Pore water salinity effect on the intrinsic compression behaviour of artificial soft soils

Abstract

The framework of the intrinsic compression behaviour of normally consolidated soft clay proposed by Burland (1990) is widely adopted in engineering practices. However, further investigations should be conducted on its validity in the coastal and offshore environments to verify the effect of pore water salinity. In the present work, oedometer tests were performed on remoulded artificial soft clays (mixtures of kaolin and bentonite with 0%, 5%, 10%, and 20% of bentonite by mass). The artificial clays were salinized with sodium chloride solutions at concentrations 0 mol/L (distilled water), 0.17 mol/L, 0.51 mol/L, 0.86 mol/L, and 1.70 mol/L at water contents equal to 1.0–1.5 times of the liquid limits. The results showed that the ‘intrinsic’ properties of clays, including the compression index Cc⁎(100–1000 kPa), void ratio e100*, and compression line based on the void index Iv, changed with the pore water salinity. Following the empirical correlation proposed by previous researchers, the decrease in Cc⁎ caused by pore water salinity could be generally characterised by the liquid limit and void ratio at the liquid limit (eL). The dispersed correlation between the predicted e100⁎ and the experimental results in this study were caused by the significant changes in e0/eL controlled by pore water salinity.
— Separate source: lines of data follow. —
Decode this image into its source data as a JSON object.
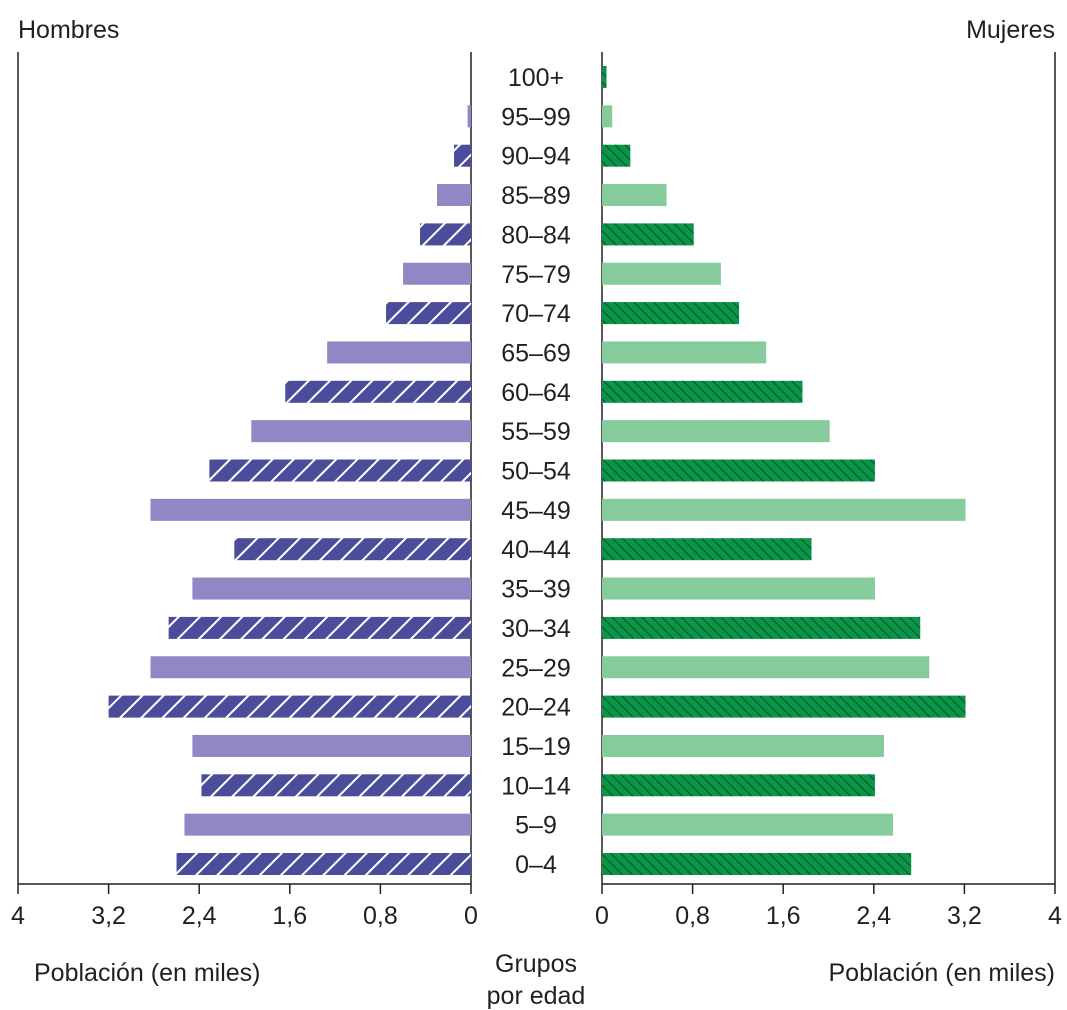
{
  "chart_data": {
    "type": "bar",
    "subtype": "population-pyramid",
    "left_title": "Hombres",
    "right_title": "Mujeres",
    "center_label_line1": "Grupos",
    "center_label_line2": "por edad",
    "left_xlabel": "Población (en miles)",
    "right_xlabel": "Población (en miles)",
    "xlim": [
      0,
      4
    ],
    "left_ticks": [
      "4",
      "3,2",
      "2,4",
      "1,6",
      "0,8",
      "0"
    ],
    "right_ticks": [
      "0",
      "0,8",
      "1,6",
      "2,4",
      "3,2",
      "4"
    ],
    "categories": [
      "0–4",
      "5–9",
      "10–14",
      "15–19",
      "20–24",
      "25–29",
      "30–34",
      "35–39",
      "40–44",
      "45–49",
      "50–54",
      "55–59",
      "60–64",
      "65–69",
      "70–74",
      "75–79",
      "80–84",
      "85–89",
      "90–94",
      "95–99",
      "100+"
    ],
    "series": [
      {
        "name": "Hombres",
        "values": [
          2.6,
          2.53,
          2.38,
          2.46,
          3.2,
          2.83,
          2.67,
          2.46,
          2.09,
          2.83,
          2.31,
          1.94,
          1.64,
          1.27,
          0.75,
          0.6,
          0.45,
          0.3,
          0.15,
          0.03,
          0
        ],
        "colors": {
          "solid": "#9088c4",
          "hatched": "#4b4c9a"
        }
      },
      {
        "name": "Mujeres",
        "values": [
          2.73,
          2.57,
          2.41,
          2.49,
          3.21,
          2.89,
          2.81,
          2.41,
          1.85,
          3.21,
          2.41,
          2.01,
          1.77,
          1.45,
          1.21,
          1.05,
          0.81,
          0.57,
          0.25,
          0.09,
          0.04
        ],
        "colors": {
          "solid": "#85cb9c",
          "hatched": "#0a9548"
        }
      }
    ],
    "hatched_categories": [
      "0–4",
      "10–14",
      "20–24",
      "30–34",
      "40–44",
      "50–54",
      "60–64",
      "70–74",
      "80–84",
      "90–94",
      "100+"
    ],
    "grid": false,
    "legend": "none"
  }
}
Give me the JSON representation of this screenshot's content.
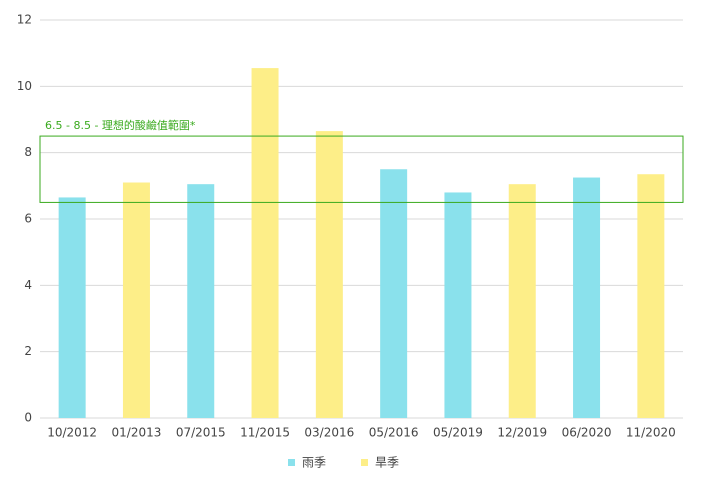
{
  "chart_data": {
    "type": "bar",
    "categories": [
      "10/2012",
      "01/2013",
      "07/2015",
      "11/2015",
      "03/2016",
      "05/2016",
      "05/2019",
      "12/2019",
      "06/2020",
      "11/2020"
    ],
    "series": [
      {
        "name": "雨季",
        "color": "#8ae1ec",
        "values": [
          6.65,
          null,
          7.05,
          null,
          null,
          7.5,
          6.8,
          null,
          7.25,
          null
        ]
      },
      {
        "name": "旱季",
        "color": "#fdee88",
        "values": [
          null,
          7.1,
          null,
          10.55,
          8.65,
          null,
          null,
          7.05,
          null,
          7.35
        ]
      }
    ],
    "ylim": [
      0,
      12
    ],
    "yticks": [
      0,
      2,
      4,
      6,
      8,
      10,
      12
    ],
    "grid": true,
    "band": {
      "range": [
        6.5,
        8.5
      ],
      "label": "6.5 - 8.5 - 理想的酸鹼值範圍*",
      "color": "#3aaa1e"
    },
    "legend": "bottom"
  }
}
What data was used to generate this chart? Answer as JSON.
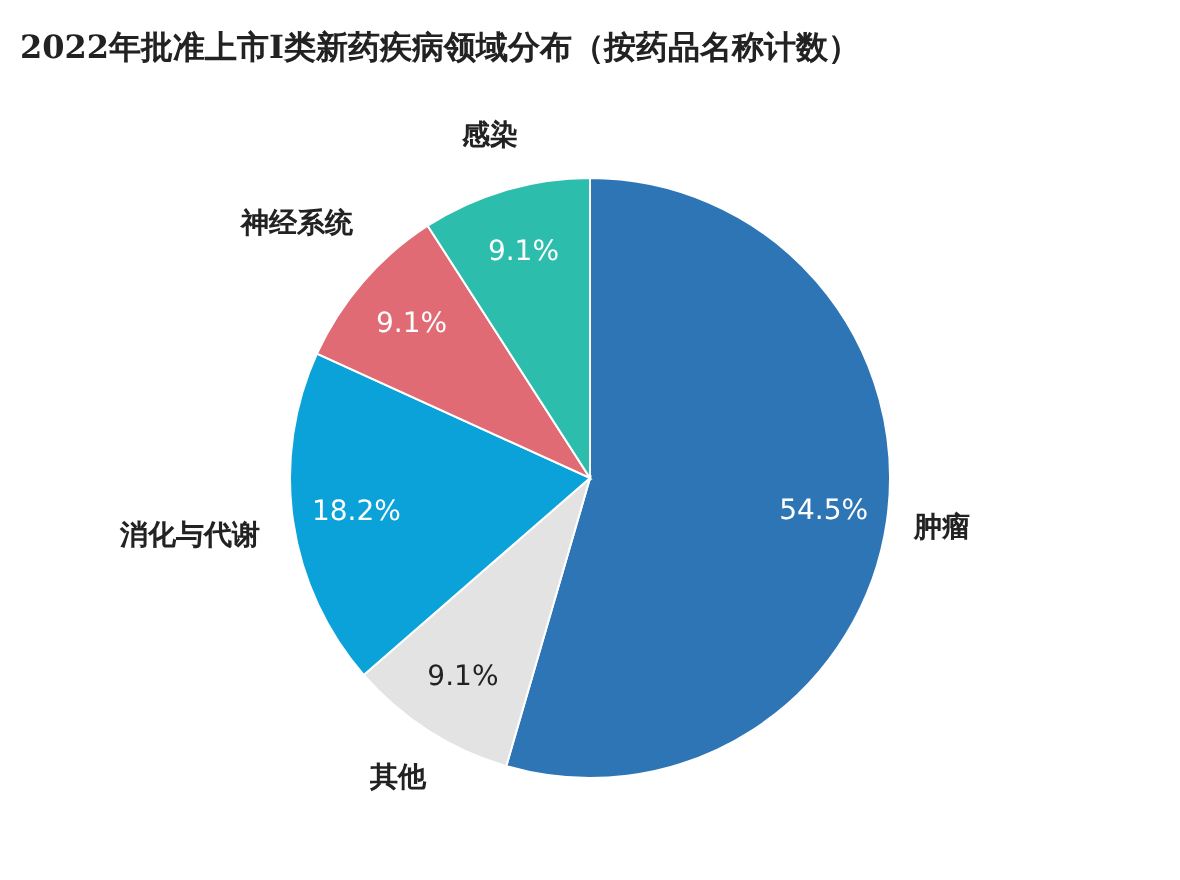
{
  "chart_data": {
    "type": "pie",
    "title": "2022年批准上市I类新药疾病领域分布（按药品名称计数）",
    "categories": [
      "肿瘤",
      "其他",
      "消化与代谢",
      "神经系统",
      "感染"
    ],
    "values": [
      54.5,
      9.1,
      18.2,
      9.1,
      9.1
    ],
    "value_labels": [
      "54.5%",
      "9.1%",
      "18.2%",
      "9.1%",
      "9.1%"
    ],
    "colors": [
      "#2e75b6",
      "#e3e3e3",
      "#0aa2d9",
      "#e06b75",
      "#2dbdad"
    ]
  }
}
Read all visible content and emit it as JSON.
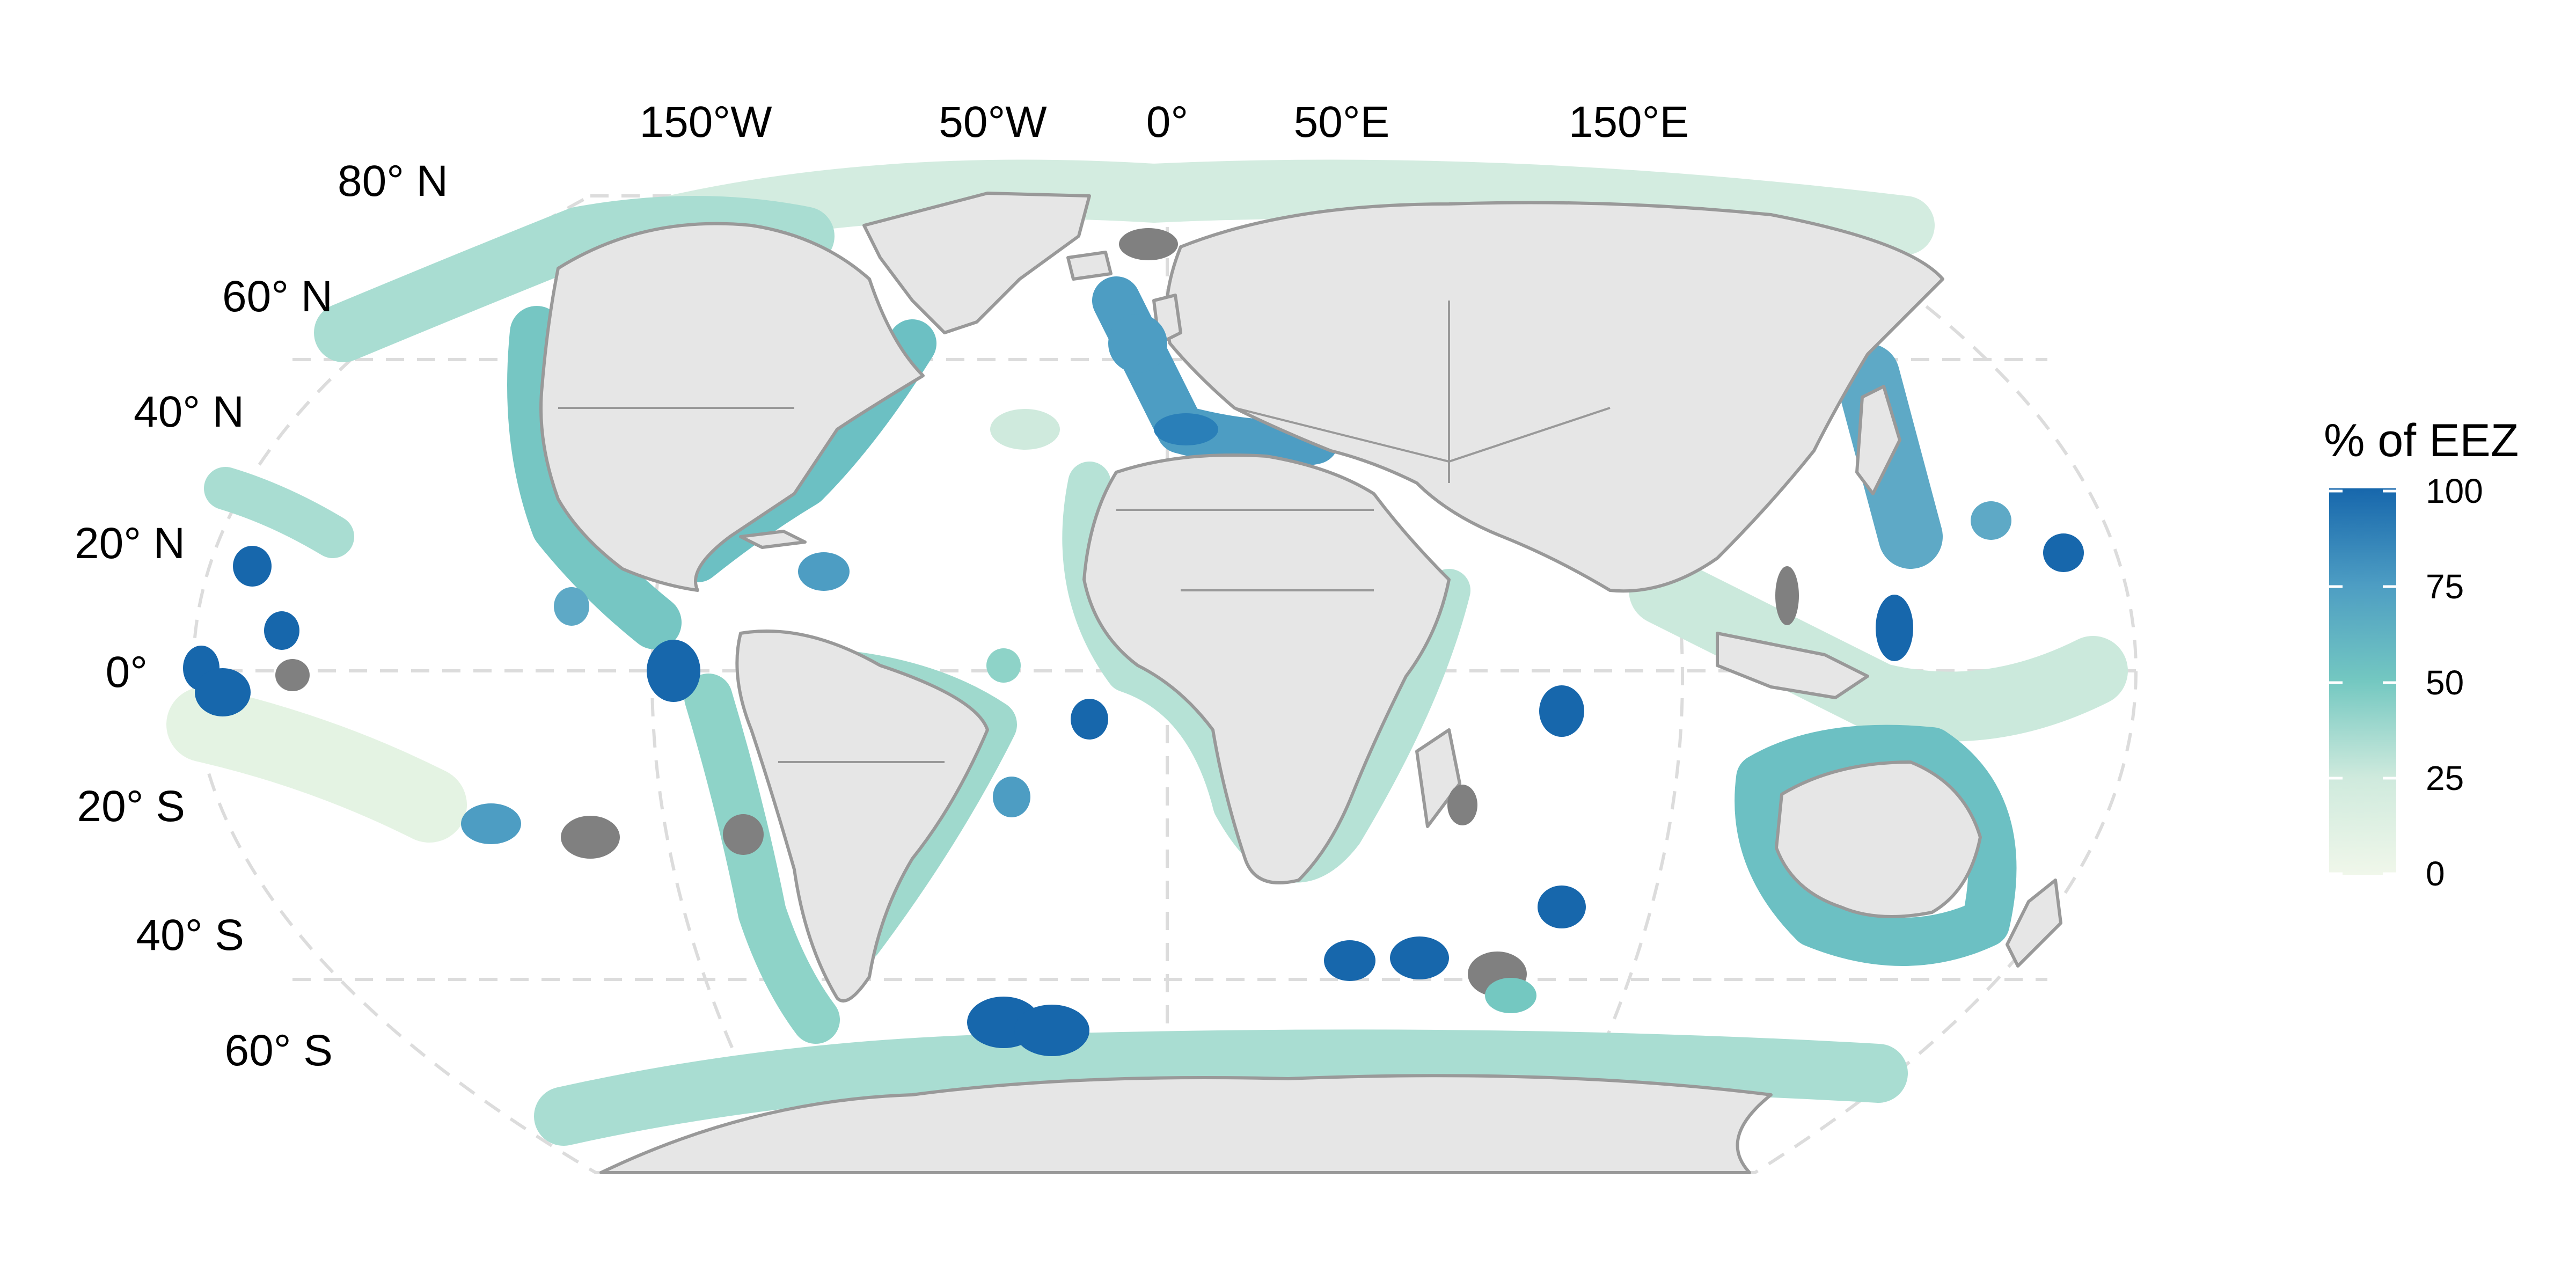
{
  "map": {
    "projection": "Robinson",
    "graticule_style": "dashed",
    "lon_labels": [
      "150°W",
      "50°W",
      "0°",
      "50°E",
      "150°E"
    ],
    "lat_labels": [
      "80° N",
      "60° N",
      "40° N",
      "20° N",
      "0°",
      "20° S",
      "40° S",
      "60° S"
    ]
  },
  "legend": {
    "title": "% of EEZ",
    "ticks": [
      "100",
      "75",
      "50",
      "25",
      "0"
    ],
    "scale_min": 0,
    "scale_max": 100,
    "colors": [
      "#f0f7ea",
      "#cfeadd",
      "#9fd9cd",
      "#6fc4c3",
      "#4d9dc3",
      "#1767ac"
    ],
    "no_data_color": "#808080"
  },
  "colors": {
    "land": "#e6e6e6",
    "border": "#999999",
    "graticule": "#dddddd"
  }
}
The relationships between void index Iv and vertical stress σv’ deviated from the intrinsic compression line (ICL) under the saline environment. For the artificial clay rich in smectite, the slopes of Iv–log σv’ before yielding increased with pore water salinity at the initial water content. Pore water salinity affected the intrinsic compression behaviour of soft clays primarily composed of kaolinite to a lesser extent.